The Parklife Football Hub Programme pilot is funded by The FA, Sheffield City Council and the Department for Culture Media and Sport in partnership with Sport England. The Premier League has committed funding to support the roll out of future hubs.
The hub, which is located to the south of the city will be known as St George’s Park (SGP) Sheffield Graves.
The entrance to St. George's Park Sheffield Graves
A second pilot hub, SGP Sheffield Thorncliffe, to the north of the city, will open in a month’s time. The hubs will serve as a focal point for grassroots football activity in the local area and offer greater access to player and coach development opportunities.
Local clubs and schools are the immediate beneficiaries and teams that will host home games from Graves have received an early taste of what is to come during pre-season training.

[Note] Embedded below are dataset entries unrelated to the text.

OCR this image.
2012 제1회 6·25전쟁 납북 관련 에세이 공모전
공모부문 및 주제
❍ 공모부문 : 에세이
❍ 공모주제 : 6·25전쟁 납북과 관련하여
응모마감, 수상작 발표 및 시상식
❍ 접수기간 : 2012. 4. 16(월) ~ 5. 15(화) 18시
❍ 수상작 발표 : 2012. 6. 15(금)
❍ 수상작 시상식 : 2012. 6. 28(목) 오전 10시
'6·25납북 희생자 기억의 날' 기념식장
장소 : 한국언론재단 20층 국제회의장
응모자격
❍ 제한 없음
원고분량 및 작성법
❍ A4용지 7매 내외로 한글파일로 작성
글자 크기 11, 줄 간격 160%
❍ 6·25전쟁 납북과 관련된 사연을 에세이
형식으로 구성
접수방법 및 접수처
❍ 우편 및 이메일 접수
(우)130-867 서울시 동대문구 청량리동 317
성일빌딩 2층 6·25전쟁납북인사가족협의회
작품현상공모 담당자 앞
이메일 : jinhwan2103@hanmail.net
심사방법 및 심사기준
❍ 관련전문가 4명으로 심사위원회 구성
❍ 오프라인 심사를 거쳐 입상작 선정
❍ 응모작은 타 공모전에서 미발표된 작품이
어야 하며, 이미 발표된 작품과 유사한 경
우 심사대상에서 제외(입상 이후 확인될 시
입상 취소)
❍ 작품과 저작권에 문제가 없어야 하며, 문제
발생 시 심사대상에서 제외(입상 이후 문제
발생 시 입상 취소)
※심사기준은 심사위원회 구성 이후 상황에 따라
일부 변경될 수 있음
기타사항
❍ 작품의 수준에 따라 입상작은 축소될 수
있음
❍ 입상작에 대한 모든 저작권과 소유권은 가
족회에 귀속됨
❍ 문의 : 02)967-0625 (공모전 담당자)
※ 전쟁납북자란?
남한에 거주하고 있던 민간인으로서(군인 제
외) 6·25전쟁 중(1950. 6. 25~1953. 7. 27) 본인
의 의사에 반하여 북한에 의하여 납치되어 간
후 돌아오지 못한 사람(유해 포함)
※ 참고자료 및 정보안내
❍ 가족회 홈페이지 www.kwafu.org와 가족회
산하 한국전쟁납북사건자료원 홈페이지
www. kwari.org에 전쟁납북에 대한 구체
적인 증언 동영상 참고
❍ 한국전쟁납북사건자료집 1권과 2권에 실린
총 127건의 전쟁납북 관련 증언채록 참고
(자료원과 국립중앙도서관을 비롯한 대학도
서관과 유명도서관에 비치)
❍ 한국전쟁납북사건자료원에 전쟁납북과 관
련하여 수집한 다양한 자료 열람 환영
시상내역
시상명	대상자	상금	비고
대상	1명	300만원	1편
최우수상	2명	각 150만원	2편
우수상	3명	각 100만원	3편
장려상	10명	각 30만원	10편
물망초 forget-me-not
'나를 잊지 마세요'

"Make no mistake, these hubs are the start of something big," said Martin Glenn, The FA’s chief executive.
"The Sheffield centres mark the beginning of the end of a story all-too-familiar to the grassroots footballer of poor pitches, woefully inadequate changing facilities and a battle against the elements to get fixtures completed each winter.
"The FA alongside the DCMS, the Premier League and local partners will be investing £200m to replicate this model across the country with momentum already starting to grow."
SGP Sheffield Graves and SGP Sheffield Thorncliffe will host league matches for up to five resident clubs played on state-of-the-art 3G artificial grass pitches (AGPs) – which will combat the inevitable disruption caused by frozen and waterlogged surfaces during the harsh winter months.
Further hubs are planned in the city, with planning applications being considered for similar hubs in Liverpool and west London.
Typically, a well-maintained natural turf pitch can offer six to eight playing hours of football a week, however AGPs can easily accommodate double that volume on a daily basis – massively increasing the number of playing opportunities and offering football at flexible times in-keeping with the demands of the modern footballer.
The reception at St. George's Park Sheffield Graves
Once fully operational, the centres will be open to the wider public and be self-sustaining via a charitable ownership model that sees the sites leased to the newly-formed Sheffield Football Trust.
Leisure facilities operator Pulse will be responsible for the day-to-day operation of the facilities [and] have won the contract through competitive tender.
The new football hubs management model tackles head-on the over-reliance on subsidy from local authorities.
Sports minister Tracey Crouch said: "Better football facilities are crucial to help strengthen the sport at the grassroots and that is exactly why the government is backing this project with funding.
"This state-of-the-art facility will be a big boost to community football in Sheffield, with the all-weather pitches perfect for year-round use as well as for developing talent and coaching young people in the city.
"I want to get more people involved in sport for the positive impact it has on people's lives and partnerships such as this one, bringing together The FA, local authority and government, can help achieve that."
Councillor Mary Lea, Sheffield City Council cabinet member for Culture, Parks and Leisure added: "Sport is naturally very popular in the city, and now with the opening of this hub, and the others that will follow, we can offer quality facilities to everyone who wants to play.
"With better homes for local teams, quality coaching and many more hours of available playing time, our young players can develop their skills and confidence and ignite a lasting passion for sport and exercise."